Now, access control may very well be the jig that makes accountancy and modern business tractable, but it is still nevertheless, a massive problem surface orthogonal to most tasks.


I believe

   !usable -> !secure


I’ve been exploring how AI is reshaping top-of-funnel growth for B2B SaaS. A few patterns stand out:

1. AI is driving hyper-personalization at scale, especially in outbound messaging where dynamic content adapts in real time to prospect behavior.

2. Predictive intent models are proving more reliable than traditional firmographic filters, helping teams prioritize accounts with higher conversion likelihood.

3. Multi-channel orchestration is shifting from manual sequencing to algorithmic optimization—AI selects touchpoints and cadence based on historical engagement data.

The challenge isn’t lack of tools but integrating these systems without fragmenting data flows.

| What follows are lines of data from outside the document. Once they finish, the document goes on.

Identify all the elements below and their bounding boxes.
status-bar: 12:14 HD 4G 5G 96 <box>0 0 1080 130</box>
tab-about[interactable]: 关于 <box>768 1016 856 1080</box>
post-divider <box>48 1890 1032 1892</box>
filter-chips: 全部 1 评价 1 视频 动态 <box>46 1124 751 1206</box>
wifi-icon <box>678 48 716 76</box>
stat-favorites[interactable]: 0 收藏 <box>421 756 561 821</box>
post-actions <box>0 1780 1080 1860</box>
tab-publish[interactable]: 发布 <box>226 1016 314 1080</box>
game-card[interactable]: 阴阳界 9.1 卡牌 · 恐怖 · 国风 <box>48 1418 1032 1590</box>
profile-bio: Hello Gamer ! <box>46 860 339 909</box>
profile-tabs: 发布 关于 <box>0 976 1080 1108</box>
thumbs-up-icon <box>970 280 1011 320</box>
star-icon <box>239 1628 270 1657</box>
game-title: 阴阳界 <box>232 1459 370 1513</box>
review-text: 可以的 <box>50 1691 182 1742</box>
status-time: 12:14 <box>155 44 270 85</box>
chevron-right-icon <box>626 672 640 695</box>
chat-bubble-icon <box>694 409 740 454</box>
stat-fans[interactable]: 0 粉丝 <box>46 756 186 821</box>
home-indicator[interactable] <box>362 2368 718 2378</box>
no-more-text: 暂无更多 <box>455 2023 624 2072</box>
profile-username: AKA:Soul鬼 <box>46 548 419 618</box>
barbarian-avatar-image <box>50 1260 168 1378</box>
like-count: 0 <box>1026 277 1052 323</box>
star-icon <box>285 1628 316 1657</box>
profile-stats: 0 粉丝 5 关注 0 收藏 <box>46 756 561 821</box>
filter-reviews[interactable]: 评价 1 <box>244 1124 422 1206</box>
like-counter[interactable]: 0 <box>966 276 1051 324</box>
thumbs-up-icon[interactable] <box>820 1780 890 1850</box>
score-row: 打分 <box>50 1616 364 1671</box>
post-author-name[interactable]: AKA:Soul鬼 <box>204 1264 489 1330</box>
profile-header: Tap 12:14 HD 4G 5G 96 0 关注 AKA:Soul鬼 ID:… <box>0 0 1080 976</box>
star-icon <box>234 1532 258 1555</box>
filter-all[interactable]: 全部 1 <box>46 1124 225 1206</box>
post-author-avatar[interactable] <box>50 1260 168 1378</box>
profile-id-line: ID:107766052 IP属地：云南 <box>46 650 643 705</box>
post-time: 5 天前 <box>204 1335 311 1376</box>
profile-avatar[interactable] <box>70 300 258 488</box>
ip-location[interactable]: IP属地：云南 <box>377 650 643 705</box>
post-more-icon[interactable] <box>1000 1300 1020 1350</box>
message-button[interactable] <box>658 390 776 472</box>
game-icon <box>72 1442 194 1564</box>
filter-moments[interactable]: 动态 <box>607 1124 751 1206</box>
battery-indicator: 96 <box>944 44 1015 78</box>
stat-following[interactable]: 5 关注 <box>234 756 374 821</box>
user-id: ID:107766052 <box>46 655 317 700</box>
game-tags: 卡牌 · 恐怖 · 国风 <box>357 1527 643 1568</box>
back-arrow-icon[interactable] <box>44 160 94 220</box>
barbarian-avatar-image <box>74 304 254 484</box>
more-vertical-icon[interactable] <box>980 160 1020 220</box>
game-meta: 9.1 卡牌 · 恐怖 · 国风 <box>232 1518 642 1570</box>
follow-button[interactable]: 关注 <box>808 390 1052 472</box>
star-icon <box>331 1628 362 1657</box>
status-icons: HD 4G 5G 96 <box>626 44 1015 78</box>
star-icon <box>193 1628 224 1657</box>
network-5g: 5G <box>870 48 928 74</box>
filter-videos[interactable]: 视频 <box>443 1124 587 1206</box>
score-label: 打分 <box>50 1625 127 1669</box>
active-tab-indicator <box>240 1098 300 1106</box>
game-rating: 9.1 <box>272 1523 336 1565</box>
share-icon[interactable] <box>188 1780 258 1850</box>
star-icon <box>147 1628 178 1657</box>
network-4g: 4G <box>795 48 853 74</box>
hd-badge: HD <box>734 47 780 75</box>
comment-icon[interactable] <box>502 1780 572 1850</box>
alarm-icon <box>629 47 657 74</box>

How are you managing the integration between AI-led demand gen systems and legacy CRMs?


I wrote this piece to explore how tech debt accumulates and why it often undermines scaling efforts if left unresolved.

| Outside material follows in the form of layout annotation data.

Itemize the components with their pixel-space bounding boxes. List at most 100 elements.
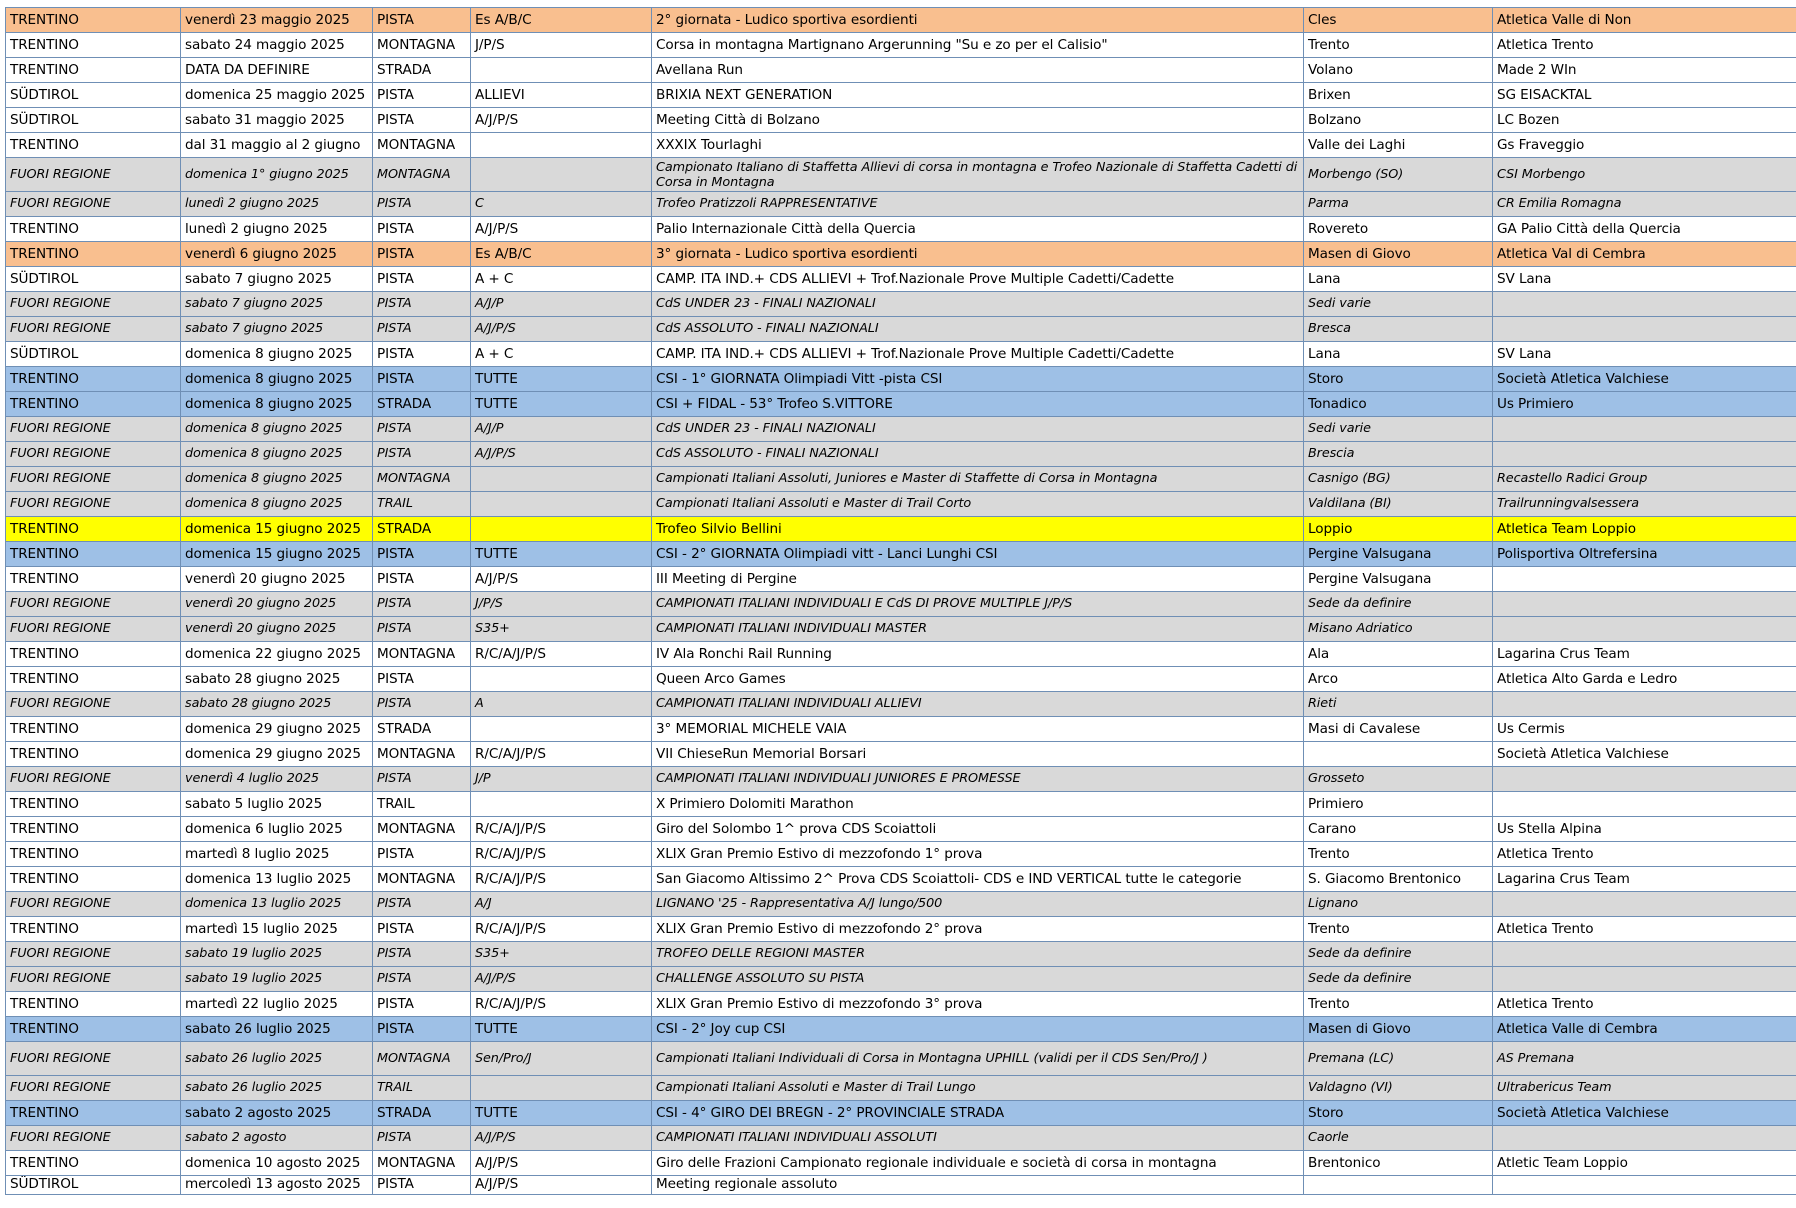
cell-event[interactable]: TROFEO DELLE REGIONI MASTER: [651, 941, 1304, 967]
cell-region[interactable]: FUORI REGIONE: [5, 191, 181, 217]
cell-categories[interactable]: A/J/P/S: [470, 1125, 652, 1151]
cell-categories[interactable]: Es A/B/C: [470, 7, 652, 33]
cell-date[interactable]: sabato 26 luglio 2025: [180, 1016, 373, 1042]
cell-categories[interactable]: J/P/S: [470, 32, 652, 58]
cell-type[interactable]: PISTA: [372, 266, 471, 292]
cell-date[interactable]: sabato 7 giugno 2025: [180, 291, 373, 317]
cell-date[interactable]: domenica 13 luglio 2025: [180, 891, 373, 917]
cell-region[interactable]: TRENTINO: [5, 816, 181, 842]
cell-date[interactable]: lunedì 2 giugno 2025: [180, 191, 373, 217]
cell-type[interactable]: PISTA: [372, 191, 471, 217]
cell-organizer[interactable]: Made 2 WIn: [1492, 57, 1796, 83]
cell-location[interactable]: Grosseto: [1303, 766, 1493, 792]
cell-organizer[interactable]: CSI Morbengo: [1492, 157, 1796, 192]
cell-location[interactable]: Bolzano: [1303, 107, 1493, 133]
cell-location[interactable]: Ala: [1303, 641, 1493, 667]
cell-type[interactable]: PISTA: [372, 1016, 471, 1042]
cell-type[interactable]: PISTA: [372, 416, 471, 442]
cell-date[interactable]: martedì 15 luglio 2025: [180, 916, 373, 942]
cell-type[interactable]: MONTAGNA: [372, 1041, 471, 1076]
cell-location[interactable]: Sedi varie: [1303, 416, 1493, 442]
cell-categories[interactable]: Sen/Pro/J: [470, 1041, 652, 1076]
cell-organizer[interactable]: [1492, 316, 1796, 342]
cell-categories[interactable]: TUTTE: [470, 1100, 652, 1126]
cell-organizer[interactable]: AS Premana: [1492, 1041, 1796, 1076]
cell-date[interactable]: domenica 8 giugno 2025: [180, 391, 373, 417]
cell-date[interactable]: domenica 8 giugno 2025: [180, 341, 373, 367]
cell-type[interactable]: PISTA: [372, 341, 471, 367]
cell-organizer[interactable]: Atletica Trento: [1492, 991, 1796, 1017]
cell-date[interactable]: sabato 19 luglio 2025: [180, 966, 373, 992]
cell-event[interactable]: CSI - 2° GIORNATA Olimpiadi vitt - Lanci…: [651, 541, 1304, 567]
cell-region[interactable]: FUORI REGIONE: [5, 466, 181, 492]
cell-event[interactable]: IV Ala Ronchi Rail Running: [651, 641, 1304, 667]
cell-type[interactable]: MONTAGNA: [372, 816, 471, 842]
cell-location[interactable]: Loppio: [1303, 516, 1493, 542]
cell-organizer[interactable]: [1492, 691, 1796, 717]
cell-location[interactable]: Masen di Giovo: [1303, 241, 1493, 267]
cell-location[interactable]: Arco: [1303, 666, 1493, 692]
cell-date[interactable]: venerdì 20 giugno 2025: [180, 591, 373, 617]
cell-date[interactable]: venerdì 6 giugno 2025: [180, 241, 373, 267]
cell-organizer[interactable]: [1492, 766, 1796, 792]
cell-event[interactable]: CAMP. ITA IND.+ CDS ALLIEVI + Trof.Nazio…: [651, 266, 1304, 292]
cell-event[interactable]: XLIX Gran Premio Estivo di mezzofondo 3°…: [651, 991, 1304, 1017]
cell-categories[interactable]: A/J/P/S: [470, 107, 652, 133]
cell-organizer[interactable]: [1492, 1175, 1796, 1195]
cell-date[interactable]: domenica 25 maggio 2025: [180, 82, 373, 108]
cell-location[interactable]: Sede da definire: [1303, 591, 1493, 617]
cell-date[interactable]: sabato 24 maggio 2025: [180, 32, 373, 58]
cell-event[interactable]: CdS ASSOLUTO - FINALI NAZIONALI: [651, 441, 1304, 467]
cell-date[interactable]: venerdì 23 maggio 2025: [180, 7, 373, 33]
cell-type[interactable]: PISTA: [372, 916, 471, 942]
cell-location[interactable]: Storo: [1303, 366, 1493, 392]
cell-organizer[interactable]: Gs Fraveggio: [1492, 132, 1796, 158]
cell-location[interactable]: Trento: [1303, 32, 1493, 58]
cell-type[interactable]: PISTA: [372, 991, 471, 1017]
cell-categories[interactable]: [470, 132, 652, 158]
cell-date[interactable]: domenica 15 giugno 2025: [180, 541, 373, 567]
cell-categories[interactable]: [470, 666, 652, 692]
cell-organizer[interactable]: [1492, 566, 1796, 592]
cell-event[interactable]: Giro delle Frazioni Campionato regionale…: [651, 1150, 1304, 1176]
cell-region[interactable]: FUORI REGIONE: [5, 441, 181, 467]
cell-organizer[interactable]: SV Lana: [1492, 266, 1796, 292]
cell-type[interactable]: TRAIL: [372, 791, 471, 817]
cell-location[interactable]: Casnigo (BG): [1303, 466, 1493, 492]
cell-date[interactable]: sabato 31 maggio 2025: [180, 107, 373, 133]
cell-organizer[interactable]: Lagarina Crus Team: [1492, 641, 1796, 667]
cell-organizer[interactable]: Società Atletica Valchiese: [1492, 366, 1796, 392]
cell-event[interactable]: CdS UNDER 23 - FINALI NAZIONALI: [651, 416, 1304, 442]
cell-type[interactable]: MONTAGNA: [372, 1150, 471, 1176]
cell-date[interactable]: venerdì 20 giugno 2025: [180, 616, 373, 642]
cell-date[interactable]: domenica 8 giugno 2025: [180, 366, 373, 392]
cell-type[interactable]: PISTA: [372, 366, 471, 392]
cell-categories[interactable]: J/P: [470, 766, 652, 792]
cell-region[interactable]: FUORI REGIONE: [5, 691, 181, 717]
cell-region[interactable]: TRENTINO: [5, 366, 181, 392]
cell-categories[interactable]: [470, 791, 652, 817]
cell-organizer[interactable]: Recastello Radici Group: [1492, 466, 1796, 492]
cell-organizer[interactable]: [1492, 441, 1796, 467]
cell-event[interactable]: 2° giornata - Ludico sportiva esordienti: [651, 7, 1304, 33]
cell-event[interactable]: Corsa in montagna Martignano Argerunning…: [651, 32, 1304, 58]
cell-event[interactable]: VII ChieseRun Memorial Borsari: [651, 741, 1304, 767]
cell-organizer[interactable]: LC Bozen: [1492, 107, 1796, 133]
cell-location[interactable]: Lana: [1303, 341, 1493, 367]
cell-region[interactable]: SÜDTIROL: [5, 341, 181, 367]
cell-type[interactable]: PISTA: [372, 107, 471, 133]
cell-organizer[interactable]: CR Emilia Romagna: [1492, 191, 1796, 217]
cell-organizer[interactable]: Atletica Val di Cembra: [1492, 241, 1796, 267]
cell-date[interactable]: martedì 22 luglio 2025: [180, 991, 373, 1017]
cell-organizer[interactable]: Us Primiero: [1492, 391, 1796, 417]
cell-region[interactable]: FUORI REGIONE: [5, 941, 181, 967]
cell-location[interactable]: Sede da definire: [1303, 941, 1493, 967]
cell-date[interactable]: sabato 2 agosto 2025: [180, 1100, 373, 1126]
cell-type[interactable]: MONTAGNA: [372, 741, 471, 767]
cell-categories[interactable]: A + C: [470, 341, 652, 367]
cell-event[interactable]: Trofeo Silvio Bellini: [651, 516, 1304, 542]
cell-location[interactable]: [1303, 1175, 1493, 1195]
cell-location[interactable]: Rovereto: [1303, 216, 1493, 242]
cell-location[interactable]: Valdilana (BI): [1303, 491, 1493, 517]
cell-region[interactable]: FUORI REGIONE: [5, 416, 181, 442]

Two points stood out during my analysis: first, that debt isn’t inherently bad—it’s a trade-off that enables speed, but compounding interest appears when teams skip foundational fixes. Second, systemic failures emerge when architectural shortcuts stack, making later feature work exponentially harder.

In practice, addressing debt early often means pausing new development to refactor core data models, testing harnesses, or CI/CD pipelines.

For those here who’ve scaled fast-growing systems, how do you balance debt repayment against product velocity?


I’ve been thinking about the paradox where technically strong products succeed early but later stagnate under non-technical leadership. A specific challenge I’ve seen is when executives optimize for speed-to-market while ignoring long-term maintainability, creating technical debt that compounds later.

For those building or leading technical companies, how do you balance short-term execution with leadership that truly understands technical depth?


Akamai identity cloud shutting down, migrate to other CIAM identity providers


This article highlights a critical, often-overlooked security gap in how organizations manage AI agents: applying human identity frameworks to digital workers that operate continuously and at a high volume.

The author stresses the need for purpose-built AI agent identity systems featuring automated credential rotation, real-time policy evaluation, and behavioral analytics.

For those working on AI workforce security, what techniques have you found effective for dynamic authorization and auditability?